COVID-19 is Stabilization in Reverse: Applying the Principles of the Global Fragility Act to Pandemic Response
Liz Hume, JD, MA, is the Vice President of the Alliance for Peacebuilding, which represents over 120 of the top conflict prevention and peacebuilding organizations working in 153 countries. She is an expert in conflict analysis, policy and programming.
Dr. Conor Seyle is the Director of Research for One Earth Future, a peacebuilding NGO with a focus on evidence-based guidance for peacebuilding.
Together these authors have written in both academic, policy, and public-facing outlets on issues of peace and security and are the lead authors of the report, Getting From Here to There: Successful Implementation of the Global Fragility Act.
COVID-19 is ‘stabilization in reverse’ and is accelerating conflict dynamics. Unsurprisingly, conflict-affected and fragile states are already highly vulnerable to shocks and destabilizing trends. The pandemic is seriously disrupting, not only health systems, but also governance, the economy, and human and food security. In Uganda, security services are using violence against protestors and, in Nigeria, small-scale riots over food are already taking place. Even in more stable countries, such as Hungary and the Philippines, democratic institutions are becoming more authoritarian. The international community’s response to COVID-19 requires careful multidimensional development assistance engagement to prevent the risk of violence and conflict. Any response must also be bold and innovative to prevent and contain the virus and prevent destabilization of fragile and conflict-affected countries. These two complex goals are wholly intertwined.

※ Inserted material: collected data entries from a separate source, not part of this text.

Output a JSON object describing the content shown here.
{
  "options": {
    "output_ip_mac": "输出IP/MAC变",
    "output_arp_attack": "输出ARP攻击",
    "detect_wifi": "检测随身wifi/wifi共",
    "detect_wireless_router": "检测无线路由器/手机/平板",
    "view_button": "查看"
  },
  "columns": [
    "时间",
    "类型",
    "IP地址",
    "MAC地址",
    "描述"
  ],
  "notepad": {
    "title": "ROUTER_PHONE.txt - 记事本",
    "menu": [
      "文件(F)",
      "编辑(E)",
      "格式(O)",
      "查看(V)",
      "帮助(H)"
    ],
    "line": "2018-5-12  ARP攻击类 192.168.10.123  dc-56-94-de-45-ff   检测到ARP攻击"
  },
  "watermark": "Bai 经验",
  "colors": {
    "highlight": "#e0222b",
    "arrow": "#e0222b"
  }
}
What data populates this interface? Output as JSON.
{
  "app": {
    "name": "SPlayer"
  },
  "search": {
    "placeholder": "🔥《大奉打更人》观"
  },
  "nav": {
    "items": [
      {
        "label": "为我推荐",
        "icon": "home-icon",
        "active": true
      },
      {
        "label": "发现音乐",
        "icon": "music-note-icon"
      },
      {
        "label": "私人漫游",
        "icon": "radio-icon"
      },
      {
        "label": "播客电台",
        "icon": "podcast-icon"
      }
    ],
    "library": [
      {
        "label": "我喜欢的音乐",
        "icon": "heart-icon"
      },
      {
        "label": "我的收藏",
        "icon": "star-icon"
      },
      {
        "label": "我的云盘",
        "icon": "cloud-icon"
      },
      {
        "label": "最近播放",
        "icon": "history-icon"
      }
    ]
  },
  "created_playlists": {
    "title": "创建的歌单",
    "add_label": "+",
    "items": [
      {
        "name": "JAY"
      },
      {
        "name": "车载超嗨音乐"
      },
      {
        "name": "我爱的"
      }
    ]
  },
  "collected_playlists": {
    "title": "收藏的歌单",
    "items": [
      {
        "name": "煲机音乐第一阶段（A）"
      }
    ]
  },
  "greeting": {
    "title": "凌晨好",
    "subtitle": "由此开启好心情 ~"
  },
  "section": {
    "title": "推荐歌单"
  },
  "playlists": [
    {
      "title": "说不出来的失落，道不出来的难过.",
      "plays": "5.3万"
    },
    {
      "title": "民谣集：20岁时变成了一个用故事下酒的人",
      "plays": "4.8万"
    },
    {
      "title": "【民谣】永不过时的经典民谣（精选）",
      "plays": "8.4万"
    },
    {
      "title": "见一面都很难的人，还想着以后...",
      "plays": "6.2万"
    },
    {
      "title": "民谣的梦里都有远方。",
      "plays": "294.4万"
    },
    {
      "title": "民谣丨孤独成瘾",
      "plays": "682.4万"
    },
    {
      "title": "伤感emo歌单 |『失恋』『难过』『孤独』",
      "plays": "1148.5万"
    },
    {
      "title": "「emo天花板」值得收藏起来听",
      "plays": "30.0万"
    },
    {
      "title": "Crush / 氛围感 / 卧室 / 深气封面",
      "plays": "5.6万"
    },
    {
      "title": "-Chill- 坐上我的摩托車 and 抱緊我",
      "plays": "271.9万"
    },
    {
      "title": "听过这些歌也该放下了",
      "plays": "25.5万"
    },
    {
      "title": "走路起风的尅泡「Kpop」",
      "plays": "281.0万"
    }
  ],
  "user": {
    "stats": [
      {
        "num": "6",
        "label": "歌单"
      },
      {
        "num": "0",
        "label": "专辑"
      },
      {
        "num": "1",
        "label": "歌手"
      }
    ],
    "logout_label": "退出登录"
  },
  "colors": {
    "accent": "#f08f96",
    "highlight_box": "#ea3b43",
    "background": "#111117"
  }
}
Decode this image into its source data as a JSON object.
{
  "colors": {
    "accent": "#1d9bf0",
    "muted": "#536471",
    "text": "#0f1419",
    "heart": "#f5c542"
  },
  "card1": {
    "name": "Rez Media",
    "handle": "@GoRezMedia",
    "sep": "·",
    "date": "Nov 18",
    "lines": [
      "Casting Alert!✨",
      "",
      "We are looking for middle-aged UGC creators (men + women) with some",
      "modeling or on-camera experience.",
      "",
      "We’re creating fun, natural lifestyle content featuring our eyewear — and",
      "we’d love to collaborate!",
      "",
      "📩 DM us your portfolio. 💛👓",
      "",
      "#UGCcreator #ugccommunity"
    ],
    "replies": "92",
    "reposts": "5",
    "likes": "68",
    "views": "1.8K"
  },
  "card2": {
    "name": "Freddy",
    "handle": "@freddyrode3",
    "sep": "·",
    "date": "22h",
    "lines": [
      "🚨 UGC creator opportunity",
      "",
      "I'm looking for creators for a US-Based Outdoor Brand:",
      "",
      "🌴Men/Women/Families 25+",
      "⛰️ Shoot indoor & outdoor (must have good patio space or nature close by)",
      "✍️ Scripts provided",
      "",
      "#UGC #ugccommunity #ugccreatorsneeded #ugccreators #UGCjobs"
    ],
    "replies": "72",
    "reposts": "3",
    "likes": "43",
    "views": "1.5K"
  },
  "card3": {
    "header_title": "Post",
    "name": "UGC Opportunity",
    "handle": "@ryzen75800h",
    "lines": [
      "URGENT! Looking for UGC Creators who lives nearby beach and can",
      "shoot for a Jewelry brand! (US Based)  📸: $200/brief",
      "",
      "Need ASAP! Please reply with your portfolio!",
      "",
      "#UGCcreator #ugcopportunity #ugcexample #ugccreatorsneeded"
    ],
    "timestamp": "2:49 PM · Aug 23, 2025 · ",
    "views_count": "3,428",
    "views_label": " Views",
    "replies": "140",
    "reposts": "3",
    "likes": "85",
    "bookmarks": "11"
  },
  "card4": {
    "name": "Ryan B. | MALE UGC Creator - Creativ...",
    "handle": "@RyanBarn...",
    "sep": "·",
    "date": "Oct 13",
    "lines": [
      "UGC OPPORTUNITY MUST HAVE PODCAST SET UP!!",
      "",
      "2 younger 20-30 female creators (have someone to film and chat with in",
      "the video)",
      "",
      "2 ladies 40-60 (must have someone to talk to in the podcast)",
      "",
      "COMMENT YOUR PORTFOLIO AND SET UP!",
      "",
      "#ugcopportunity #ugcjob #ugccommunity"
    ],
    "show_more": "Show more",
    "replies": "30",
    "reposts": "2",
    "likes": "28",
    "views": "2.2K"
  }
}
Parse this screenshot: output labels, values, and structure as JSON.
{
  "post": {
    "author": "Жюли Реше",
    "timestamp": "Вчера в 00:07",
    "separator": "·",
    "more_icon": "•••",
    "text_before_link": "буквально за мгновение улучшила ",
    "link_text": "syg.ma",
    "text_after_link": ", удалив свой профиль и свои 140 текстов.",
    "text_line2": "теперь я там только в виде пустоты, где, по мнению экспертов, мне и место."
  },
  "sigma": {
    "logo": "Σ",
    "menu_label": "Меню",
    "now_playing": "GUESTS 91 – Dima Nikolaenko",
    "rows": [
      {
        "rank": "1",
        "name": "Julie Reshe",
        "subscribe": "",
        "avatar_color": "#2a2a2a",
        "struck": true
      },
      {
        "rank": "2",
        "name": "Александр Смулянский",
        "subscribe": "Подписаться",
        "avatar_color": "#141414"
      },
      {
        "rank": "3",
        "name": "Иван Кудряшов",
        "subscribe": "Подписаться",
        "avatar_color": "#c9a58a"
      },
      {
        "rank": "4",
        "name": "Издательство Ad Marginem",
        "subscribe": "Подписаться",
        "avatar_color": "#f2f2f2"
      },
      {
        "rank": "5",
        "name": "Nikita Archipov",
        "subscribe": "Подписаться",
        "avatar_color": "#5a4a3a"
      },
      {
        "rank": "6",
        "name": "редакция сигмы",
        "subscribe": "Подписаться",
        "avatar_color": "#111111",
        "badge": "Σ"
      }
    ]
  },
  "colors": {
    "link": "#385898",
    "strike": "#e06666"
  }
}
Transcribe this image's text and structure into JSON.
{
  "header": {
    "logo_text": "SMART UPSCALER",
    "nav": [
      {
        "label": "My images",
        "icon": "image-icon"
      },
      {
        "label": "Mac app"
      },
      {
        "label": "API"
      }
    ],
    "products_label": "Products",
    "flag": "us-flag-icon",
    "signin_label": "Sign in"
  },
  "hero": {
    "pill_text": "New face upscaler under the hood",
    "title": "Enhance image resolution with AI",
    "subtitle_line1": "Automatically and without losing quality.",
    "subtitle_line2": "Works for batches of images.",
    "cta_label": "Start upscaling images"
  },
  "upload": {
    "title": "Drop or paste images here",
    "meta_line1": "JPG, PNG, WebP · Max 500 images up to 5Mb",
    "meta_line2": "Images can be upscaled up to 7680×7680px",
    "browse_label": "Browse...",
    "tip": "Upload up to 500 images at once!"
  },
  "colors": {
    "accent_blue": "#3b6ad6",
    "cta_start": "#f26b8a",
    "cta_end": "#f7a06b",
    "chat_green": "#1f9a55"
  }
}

Fortunately, we are at a moment where such complex engagement is possible. In December 2019, the U.S. government passed the bipartisan Global Fragility Act (GFA), which builds on lessons learned and failures from previous U.S. government operations and empirical research. The GFA acknowledges what the U.S. experience in Afghanistan and Iraq demonstrated: sustainable peace requires more than a military victory and uncoordinated billions of dollars spent on development assistance. The GFA creates the first-ever comprehensive U.S. government strategy to tackle and prevent alarming levels of global conflict. This shift from the status quo requires, by the end of 2020, a ten-year, coordinated, preventative, multisectoral, locally-driven, and evidence-based approach in at least five stabilization and fragile countries or regions.
The next large-scale complex crisis is already here. The U.S. government must accelerate the GFA reforms now if foreign assistance is to prevent conflict, stabilize regions, and contain a global pandemic. Building peaceful societies cuts across many development sectors including health, governance, the economy and security. It is essential to develop a multisectoral approach when destabilizing trends like the COVID-19 pandemic occur in conflict affected and fragile states. This approach means that a strategy must revolve around the integration and interoperability of conflict prevention and peacebuilding in development assistance programs, including health which minimizes the potential for conflict and maximizes opportunities for peacebuilding. At the same time, there will likely be a need for stand-alone peace and reconciliation programs both during and after the crisis.
Current USAID and State Department joint COVID-19 strategy prioritizes three of four pillars: protecting American interests, bolstering health systems, and addressing complex humanitarian crises. The fourth pillar calls for preparing for, mitigating, and addressing second-order economic, civilian security, stabilization, and governance impacts. This strategy and its four-pillar approach treat stability and prevention as a second-order priority that will be worked on after the real development issues (in this case the pandemic response) are addressed. This linear and siloed approach is the antithesis of the principles in the GFA, which rightly acknowledges that prevention and stability both grow out of and affect broader questions of human security. Prevention and stability programming cannot be an afterthought. A peacebuilding lens must be integrated throughout all the other pillars including sectors listed in the fourth pillar such as economy and security. We do not have to look farther than the 2018 Ebola response in the DRC to see the consequences if such an integrated approach is not taken: health clinics were attacked, in part because the development response was not conflict sensitive, which extended the outbreak of this disease and increased the conflict dynamics.
Some lessons from the GFA are immediately applicable to the pandemic response, while others imply ways that the pandemic response can inform the larger GFA strategy which is due to Congress at the end of the year. The pandemic response must allow for less prescriptive and quicker procurement mechanisms that are faster and adaptive with longer program cycles. Earmark relief is also critical because these funding accounts are a significant detriment to the flexibility of funding required for an unprecedented global pandemic response. Additionally, local organizations are not only on the front lines but they are the best equipped for building peace and implementing programs. To achieve this goal, there needs to be smaller-scale, flexible, and risk-tolerant funding modalities that only require simple grant applications, and the selection and reporting criteria.
While the GFA strategy is not complete, the global pandemic is here. There must be a more coordinated multisectoral approach that integrates conflict prevention and peacebuilding into the pandemic response strategy from the beginning, along with other key principles of the GFA. If not, it will be business as usual, and the United States’ national security, along with the health of the world’s population will suffer considerably.